La requête a été communiquée au préfet des Hauts-de-Seine qui n’a pas produit d’observations en défense.
Vu :
- la requête n° 2601922 ;
- les autres pièces du dossier.
Vu :
- le code de l’entrée et du séjour des étrangers et du droit d’asile ;
- le code de justice administrative.
Le président du tribunal a désigné M. Belhadj, premier conseiller, en application de l’article L. 511-2 du code de justice administrative, pour statuer sur les requêtes en référé.
Les parties ont été régulièrement averties du jour de l’audience du 2 avril 2026 à 14 heures.
Le rapport de M. Belhadj, juge des référés, a été entendu au cours de l’audience publique, tenue en présence de Mme Astier, greffière d’audience.
Les parties n’étaient ni présentes, ni représentées.
La clôture de l’instruction a été prononcée à l’issue de l’audience.
Considérant ce qui suit :
1. M. B… A…, ressortissant ivoirien, né le 20 avril 2006 à Issia (Côte d’Ivoire), déclare être entré sur le territoire français en novembre 2021. Il a été placé, le 17 novembre 2021, auprès des services de l’aide sociale à l’enfance (ASE) jusqu’à sa majorité. Il a été mis en possession d’une carte de séjour portant la mention « vie privée et familiale » valable du 15 mars 2024 au 14 mars 2025. Il en a sollicité le renouvellement le 6 février 2025 par le biais du téléservice « Administration numérique pour les étrangers en France » (ANEF) et s’est vu remettre une attestation de confirmation du dépôt de sa demande de renouvellement de titre de séjour.
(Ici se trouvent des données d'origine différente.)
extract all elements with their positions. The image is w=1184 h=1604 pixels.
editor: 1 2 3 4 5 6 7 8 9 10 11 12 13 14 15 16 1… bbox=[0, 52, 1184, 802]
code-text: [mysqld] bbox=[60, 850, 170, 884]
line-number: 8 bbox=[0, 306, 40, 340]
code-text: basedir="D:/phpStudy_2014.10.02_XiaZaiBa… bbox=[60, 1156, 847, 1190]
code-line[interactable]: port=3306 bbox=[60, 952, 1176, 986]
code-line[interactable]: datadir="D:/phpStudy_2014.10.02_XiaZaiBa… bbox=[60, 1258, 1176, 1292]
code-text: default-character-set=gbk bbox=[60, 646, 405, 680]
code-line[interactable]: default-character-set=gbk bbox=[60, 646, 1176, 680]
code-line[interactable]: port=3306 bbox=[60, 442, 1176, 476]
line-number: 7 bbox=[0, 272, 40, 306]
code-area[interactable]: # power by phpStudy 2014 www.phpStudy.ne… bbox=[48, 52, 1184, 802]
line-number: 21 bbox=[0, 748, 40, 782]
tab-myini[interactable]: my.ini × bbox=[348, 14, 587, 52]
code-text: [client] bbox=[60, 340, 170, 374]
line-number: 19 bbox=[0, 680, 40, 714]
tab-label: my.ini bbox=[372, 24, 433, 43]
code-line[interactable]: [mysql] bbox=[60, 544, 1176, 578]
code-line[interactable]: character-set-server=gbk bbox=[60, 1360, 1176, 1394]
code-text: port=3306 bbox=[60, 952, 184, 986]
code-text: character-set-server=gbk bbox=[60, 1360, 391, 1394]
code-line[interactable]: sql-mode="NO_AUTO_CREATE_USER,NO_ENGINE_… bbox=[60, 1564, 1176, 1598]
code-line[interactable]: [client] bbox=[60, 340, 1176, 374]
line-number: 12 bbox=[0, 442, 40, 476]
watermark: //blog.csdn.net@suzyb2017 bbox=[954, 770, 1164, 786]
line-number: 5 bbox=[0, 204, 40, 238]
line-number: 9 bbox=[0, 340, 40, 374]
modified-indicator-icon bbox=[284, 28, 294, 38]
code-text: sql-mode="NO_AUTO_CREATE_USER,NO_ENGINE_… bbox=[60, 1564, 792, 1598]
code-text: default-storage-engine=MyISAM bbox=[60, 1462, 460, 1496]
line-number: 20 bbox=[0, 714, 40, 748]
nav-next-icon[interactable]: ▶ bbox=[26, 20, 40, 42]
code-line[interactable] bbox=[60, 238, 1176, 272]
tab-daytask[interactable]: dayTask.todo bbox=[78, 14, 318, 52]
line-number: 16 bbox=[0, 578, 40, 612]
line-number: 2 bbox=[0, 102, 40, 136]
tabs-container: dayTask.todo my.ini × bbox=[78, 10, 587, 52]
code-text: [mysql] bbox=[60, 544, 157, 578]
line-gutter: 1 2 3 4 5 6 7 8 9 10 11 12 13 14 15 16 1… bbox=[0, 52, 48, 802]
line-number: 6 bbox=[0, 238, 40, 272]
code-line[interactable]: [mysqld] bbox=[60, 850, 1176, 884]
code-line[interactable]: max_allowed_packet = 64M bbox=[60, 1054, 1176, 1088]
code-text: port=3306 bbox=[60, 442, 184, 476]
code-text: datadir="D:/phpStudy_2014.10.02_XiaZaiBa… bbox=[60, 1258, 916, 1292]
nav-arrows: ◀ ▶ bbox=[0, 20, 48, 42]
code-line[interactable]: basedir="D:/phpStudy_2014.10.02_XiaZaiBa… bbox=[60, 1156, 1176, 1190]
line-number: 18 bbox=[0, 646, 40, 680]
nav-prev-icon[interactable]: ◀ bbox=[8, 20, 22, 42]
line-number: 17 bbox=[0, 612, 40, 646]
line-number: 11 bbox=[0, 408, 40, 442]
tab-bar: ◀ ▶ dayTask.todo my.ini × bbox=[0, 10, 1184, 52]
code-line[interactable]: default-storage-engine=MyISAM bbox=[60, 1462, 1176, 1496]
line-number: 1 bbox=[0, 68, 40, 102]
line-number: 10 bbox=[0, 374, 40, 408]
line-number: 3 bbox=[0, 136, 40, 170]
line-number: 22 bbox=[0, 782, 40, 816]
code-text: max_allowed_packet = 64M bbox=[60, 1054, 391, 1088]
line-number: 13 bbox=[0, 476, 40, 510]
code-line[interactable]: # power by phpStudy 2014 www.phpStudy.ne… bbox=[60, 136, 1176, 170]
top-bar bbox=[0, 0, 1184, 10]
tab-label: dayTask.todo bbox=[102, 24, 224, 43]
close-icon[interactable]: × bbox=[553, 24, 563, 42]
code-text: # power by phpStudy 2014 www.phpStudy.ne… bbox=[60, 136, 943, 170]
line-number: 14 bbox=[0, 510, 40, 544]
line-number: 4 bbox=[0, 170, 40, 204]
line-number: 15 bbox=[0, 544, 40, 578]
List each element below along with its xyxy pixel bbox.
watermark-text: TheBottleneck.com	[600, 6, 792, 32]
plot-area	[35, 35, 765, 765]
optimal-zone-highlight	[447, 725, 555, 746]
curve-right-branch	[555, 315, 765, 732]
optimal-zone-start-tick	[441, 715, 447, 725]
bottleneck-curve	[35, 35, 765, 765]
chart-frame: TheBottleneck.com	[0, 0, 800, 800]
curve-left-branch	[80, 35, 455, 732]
M. A… a été mis en possession d’une attestation de prolongation d’instruction valable du 14 septembre 2025 au 15 décembre 2025, renouvelée du 22 décembre 2025 au 21 mars 2026. En l’absence de réponse de la part des services de la préfecture des Hauts-de-Seine dans un délai de quatre mois, une décision implicite de rejet est née. Par la présente requête, M. A… demande au juge des référés, statuant sur le fondement des dispositions de l’article L. 521-1 du code de justice administrative, de suspendre l’exécution de cette décision.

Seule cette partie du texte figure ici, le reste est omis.